The Standards Organisation of Nigeria (SON) says it has mapped out plans to get rid of quacks involved in management system practice in the country.
Its Director-General, Malam Farouk Salim, made this known on Thursday at a one-day stakeholders’ engagement for the National Register for Conformity Assessment Practitioners (NRCAP) in Lagos.
Salim said the move would put an end to unscrupulous individuals who shortchanged companies and individuals.
According to him, the quacks lacked the required competency to operate in the management system space.
Salim said that conformity assessment practice was central to the sustenance of commercial success and continuity in all sectors.
He said that management system practitioners were vital toward ensuring that practices carried out by the industries “are in alignment with the international best practice in terms of the expectations of existing conformity assessment standards”.
“It is in view of the importance of the authenticity and traceability of products and services to meet the requirements of relevant Nigerian Industrial Standards and other approved specifications.
“SON seeks to pursue the implementation of Part II, Section 4(d) and Part III, Section 5 of the SON Act No.14 of 2015.
“Via the operation of the NRCAP scheme, in order to establish a directory of verified and registered Conformity Assessment Practitioners in Nigeria for all laboratories, management system consultants, Training Service Providers, Certification bodies, inspection bodies, inspectors, auditors and assessors.”
He said that lack of regulation of the activities of the practitioners over the years had negatively impacted the industry and country significantly.
Salim listed other impacts including: “poor protection of genuine practitioners, unhealthy competition, poor visibility and recognition of genuine and competent practitioners capable of attracting patronage.
“Others are poor value for money for unsuspecting customers patronising quacks who deliver poor services.”
He also said that the lack of an official register of competent practitioners to aid national planning and coordination of economic activities that border on standardisation and quality assurance was also a challenge to the growth of the economy.
“This engagement is guided by the strategic collaboration/partnership that SON shares with various organisations over time, especially with the SON Management Systems Certification and Training Services Departments with which you interface through your customers, of which you are expected to bring to bear, your wealth of experience to this national call,” he said.
The SON director-general said that the registration processes, including approved guidelines, expectations of benchmarking Conformity Assessment standards and interests while developing the documents, were taken into consideration to ensure that the impartiality of the process was assured.
He said that adequate training was given to the practitioners to boost their service delivery.
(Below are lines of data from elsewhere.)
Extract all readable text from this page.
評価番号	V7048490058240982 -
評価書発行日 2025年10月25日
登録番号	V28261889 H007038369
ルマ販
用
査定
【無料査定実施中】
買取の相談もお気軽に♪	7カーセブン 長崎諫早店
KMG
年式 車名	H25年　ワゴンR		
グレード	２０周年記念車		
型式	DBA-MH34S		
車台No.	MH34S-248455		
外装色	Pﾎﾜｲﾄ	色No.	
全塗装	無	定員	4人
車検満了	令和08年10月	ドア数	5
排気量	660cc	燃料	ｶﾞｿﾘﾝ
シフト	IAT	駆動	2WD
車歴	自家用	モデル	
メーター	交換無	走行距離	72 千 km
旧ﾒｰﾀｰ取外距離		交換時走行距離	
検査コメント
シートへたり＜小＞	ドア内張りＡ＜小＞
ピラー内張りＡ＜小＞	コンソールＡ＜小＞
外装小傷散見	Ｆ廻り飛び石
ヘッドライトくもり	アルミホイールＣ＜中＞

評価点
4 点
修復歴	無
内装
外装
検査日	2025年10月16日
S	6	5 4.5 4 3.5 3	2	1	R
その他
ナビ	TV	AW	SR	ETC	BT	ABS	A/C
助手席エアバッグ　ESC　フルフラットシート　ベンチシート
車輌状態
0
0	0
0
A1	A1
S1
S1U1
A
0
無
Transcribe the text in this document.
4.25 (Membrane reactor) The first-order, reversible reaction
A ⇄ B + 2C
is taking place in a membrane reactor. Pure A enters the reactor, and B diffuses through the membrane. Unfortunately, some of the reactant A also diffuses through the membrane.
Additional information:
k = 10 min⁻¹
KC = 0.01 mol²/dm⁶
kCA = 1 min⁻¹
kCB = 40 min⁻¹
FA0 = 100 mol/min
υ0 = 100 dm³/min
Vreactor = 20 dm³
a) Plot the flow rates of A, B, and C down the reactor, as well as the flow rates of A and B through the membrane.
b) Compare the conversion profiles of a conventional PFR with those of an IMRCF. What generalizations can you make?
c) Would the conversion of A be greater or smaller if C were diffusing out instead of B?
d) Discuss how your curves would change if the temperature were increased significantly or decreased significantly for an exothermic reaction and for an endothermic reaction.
Earlier, Bode Oke, the First President, Society for Management System Practitioners of Nigeria, said the group would join hands with SON to stem quackery in the system to ensure that consumers get value for the money they spent.
Oke said: “We are here to gain more knowledge and to join SON in the registration of all management system practitioners.
“We are going to partner with SON to ensure that the exercise is successful because we have a lot of companies practicing management systems that are not trained and competent.
“We are working together with SON to ensure that we remove all those incompetent people from the system.
“So that whenever a client approaches practitioners for registration, the client will know that he will not be shortchanged and get value for the money spent,” he said.
Oke said that the roles of system practitioners were vital in business growth and development.
He stressed that the system practitioners were responsible for taking companies through quality management systems certification, environmental management system certification, occupational health and safety certification and food management system certification.
“The International Organisation for Standardisation (ISO) has established standards for all management systems.
“And, therefore, anyone that would lead companies to obtain these certifications must be competent.
“This is why SON is regulating all the auditors, consultants and even, the certification bodies, because we have some certification bodies coming from outside the country that are not competent, so competency is the key word here,” he said.
In her remarks, Patricia Solarin, a Consultant in the Quality Management System Practice, said that standardisation was germane for industrial development.
Solarin said: “There are so many briefcase-carrying consultants that are going around duping clients and most of these consultants did not even pass their audit test and examination.
“Without standardisation or regulations, it will be difficult to stop the quacks. A lot of companies are being shortchanged, because people taking them through certification do not really know much.
“So, SON is trying to register auditors and consultants, which is a welcome development to ensure that people get value for their hard money spent.”
She commended the leadership style of Salim for taking a bold step to tackle the challenges, urging government to support SON to achieve greater feats.